Without contesting the evidentiary foundation for the trial court’s findings that the proposed conditions did not meet the Nollan and Dolan tests, St. Johns appealed the trial court’s decision. St. Johns contended that the lower court never had subject matter jurisdiction to review Koontz’s takings claim because his allegation was a challenge to the merits of a permit denial, which is the subject of administrative not judicial review, as nothing was exacted from Koontz that could constitute a taking.

Appellate Decision
The appellate division asserted that St. Johns' argument, “although couched in terms of jurisdiction,” actually addresses whether an exaction claim is cognizable when the land owner refuses to agree to an improper request from the government resulting in the denial of the permit. In citing U.S. Supreme Court Justice Antonin Scalia’s dissent from the denial of certiorari in Lambert v. City & County of San Francisco,8 the appellate court found that “[t]here is no apparent reason why the phrasing of an extortion demand as a condition precedent rather than as a condition subsequent should make a difference.”9 Reliant upon Justice Scalia’s rationale, the Florida appellate court upheld the trial court’s decision, asserting that any condition precedent that does not comply with Nollan and Dolan amounts to an unconstitutional exaction rising to a taking and is thus proper for a circuit court to address under Florida Statutes A7373.617(2).

In a lengthy dissent, Judge Griffin contended that the Nollan and Dolan tests are applicable only where conditions are actually imposed, not where the development application is denied based on the owner’s refusal to accept the conditions, in accord with the U.S. Supreme Court’s recent opinion in Lingle v. Chevron, USA, Inc.10 In Lingle, the court declared that challenges that government actions do not substantially ad­ vance a state purpose do not sound in takings law, but rather substantive due process, under which Koontz did not contest St. Johns’ condition demand. Under the dissent’s rationale, once the government denied his application, Koontz had the same development rights that he had before he began the permitting process, and thus lost nothing that could be taken.

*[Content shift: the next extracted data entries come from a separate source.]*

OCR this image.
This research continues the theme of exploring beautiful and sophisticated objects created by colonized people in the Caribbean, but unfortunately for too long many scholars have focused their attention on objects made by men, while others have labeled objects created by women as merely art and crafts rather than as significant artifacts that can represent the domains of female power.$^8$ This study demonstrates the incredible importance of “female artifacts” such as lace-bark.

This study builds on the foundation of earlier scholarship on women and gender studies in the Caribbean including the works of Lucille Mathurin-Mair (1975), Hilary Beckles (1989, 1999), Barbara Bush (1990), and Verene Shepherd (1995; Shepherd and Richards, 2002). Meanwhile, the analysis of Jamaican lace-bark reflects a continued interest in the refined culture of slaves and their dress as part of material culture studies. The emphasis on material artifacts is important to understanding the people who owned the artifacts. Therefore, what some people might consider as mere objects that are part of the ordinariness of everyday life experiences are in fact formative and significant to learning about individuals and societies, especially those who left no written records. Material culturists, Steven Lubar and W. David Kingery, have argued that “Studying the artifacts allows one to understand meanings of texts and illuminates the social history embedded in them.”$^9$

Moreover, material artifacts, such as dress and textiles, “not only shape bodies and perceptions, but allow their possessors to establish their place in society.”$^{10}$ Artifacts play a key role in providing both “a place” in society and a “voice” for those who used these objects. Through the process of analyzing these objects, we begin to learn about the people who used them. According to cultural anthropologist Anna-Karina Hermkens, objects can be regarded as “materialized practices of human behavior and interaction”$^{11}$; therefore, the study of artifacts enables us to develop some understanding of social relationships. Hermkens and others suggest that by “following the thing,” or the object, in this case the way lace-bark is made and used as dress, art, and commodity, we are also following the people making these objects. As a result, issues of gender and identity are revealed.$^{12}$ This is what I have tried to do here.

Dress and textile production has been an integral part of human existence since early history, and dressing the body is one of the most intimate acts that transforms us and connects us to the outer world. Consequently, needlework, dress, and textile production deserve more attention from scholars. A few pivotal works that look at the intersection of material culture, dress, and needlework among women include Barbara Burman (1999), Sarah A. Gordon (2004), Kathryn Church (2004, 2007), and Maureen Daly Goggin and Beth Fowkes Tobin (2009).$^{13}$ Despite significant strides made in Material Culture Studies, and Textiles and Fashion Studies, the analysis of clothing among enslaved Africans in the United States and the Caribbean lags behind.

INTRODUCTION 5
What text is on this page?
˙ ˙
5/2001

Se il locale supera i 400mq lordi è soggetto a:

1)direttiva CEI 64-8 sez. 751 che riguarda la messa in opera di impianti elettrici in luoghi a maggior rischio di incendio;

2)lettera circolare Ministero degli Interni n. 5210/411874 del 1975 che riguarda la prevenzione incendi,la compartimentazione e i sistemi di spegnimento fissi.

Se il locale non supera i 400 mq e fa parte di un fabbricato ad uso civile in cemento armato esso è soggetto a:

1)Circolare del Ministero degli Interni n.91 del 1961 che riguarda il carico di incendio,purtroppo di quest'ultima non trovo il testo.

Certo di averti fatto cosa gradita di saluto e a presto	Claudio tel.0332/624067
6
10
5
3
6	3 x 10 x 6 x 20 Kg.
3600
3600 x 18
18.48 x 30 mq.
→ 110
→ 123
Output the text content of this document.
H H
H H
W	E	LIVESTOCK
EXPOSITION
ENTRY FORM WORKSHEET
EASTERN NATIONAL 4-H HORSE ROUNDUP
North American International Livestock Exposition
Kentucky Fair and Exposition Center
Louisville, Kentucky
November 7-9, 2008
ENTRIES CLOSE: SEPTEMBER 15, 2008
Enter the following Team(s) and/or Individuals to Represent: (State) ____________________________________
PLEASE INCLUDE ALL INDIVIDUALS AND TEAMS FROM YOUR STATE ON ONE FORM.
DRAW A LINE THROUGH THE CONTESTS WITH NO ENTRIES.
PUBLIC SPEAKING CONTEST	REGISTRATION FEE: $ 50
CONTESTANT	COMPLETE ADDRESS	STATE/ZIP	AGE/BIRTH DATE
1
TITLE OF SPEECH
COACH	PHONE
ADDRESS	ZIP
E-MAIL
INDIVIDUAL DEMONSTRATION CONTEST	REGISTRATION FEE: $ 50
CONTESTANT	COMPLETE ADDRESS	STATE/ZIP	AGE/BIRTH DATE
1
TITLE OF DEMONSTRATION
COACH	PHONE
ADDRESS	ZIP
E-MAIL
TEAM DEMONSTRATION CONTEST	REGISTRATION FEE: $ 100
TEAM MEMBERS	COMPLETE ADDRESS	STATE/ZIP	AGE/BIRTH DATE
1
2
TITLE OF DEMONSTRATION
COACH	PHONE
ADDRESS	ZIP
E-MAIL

Judge Griffin contended that the majority’s conclusion will result in discouraging governments, which are generally risk averse, from proposing impact offsets from developers that could improve societal welfare in lieu of outright denials, in light of the significant financial exposure if a court concludes after-the-fact that the government has asked for too much under the Nollan and Dolan tests. Rather, governments are more likely to deny the permit and defend it against a challenge under the traditional regulatory takings balancing approach set forth in the U.S. Supreme Court’s 1978 opinion in Penn Central Transp. Co. v. New York City.11

In granting St. Johns’ Motion for Certification, the Florida Court of Appeals certified the following question to the Florida Supreme Court: “Where a landowner concedes that permit denial did not deprive him of all or substantially all economically viable use of the property, does Article X, Section 6(a) of the Florida Constitution recognize an exaction taking under the holdings of Nollan and Dolan where, instead of a compelled dedication of real property to public use, the exaction is a condition for permit approval that the circuit court finds unreasonable?” Stay tuned to future editions of Water Log for updates on the Florida high court’s review.

Endnotes:
1.    See St. Johns River Water Mgmt. Dist. v. Koontz, 2009 Fla. App. LEXIS 2267 (Fla. Dist. Ct. App. 5th Dist. Mar. 20, 2009) (granting Motion of Certification to Florida Supreme Court).
2.    See St. Johns River Water Mgmt. Dist. v. Koontz, 2009 Fla. App. LEXIS 91, *5 (Fla. Dist. Ct. App. 5th Dist. Jan. 9, 2009).
3.    Id. at *2.
4.    Id. at *5.
5.    483 U.S. 825 (1987).
6.    512 U.S. 374 (1994).
7.    St. Johns, 2009 Fla. App. LEXIS 91 at *6.
8.    529 U.S. 1045 (2000) (J. Scalia, dissenting denial of certiorari).
9.   St. Johns, 2009 Fla. App. LEXIS 91 at *9, n. 3.
10. 544 U.S. 528 (2005).
11. 438 U.S. 104 (1978).

Recommended citation: Moses R. DeWitt, Timothy M. Mulvaney, Florida Municipality Subject to Takings Claim for Permit Denial after Applicant Refuses Conditions, 29:1 Water Log 2 (2009).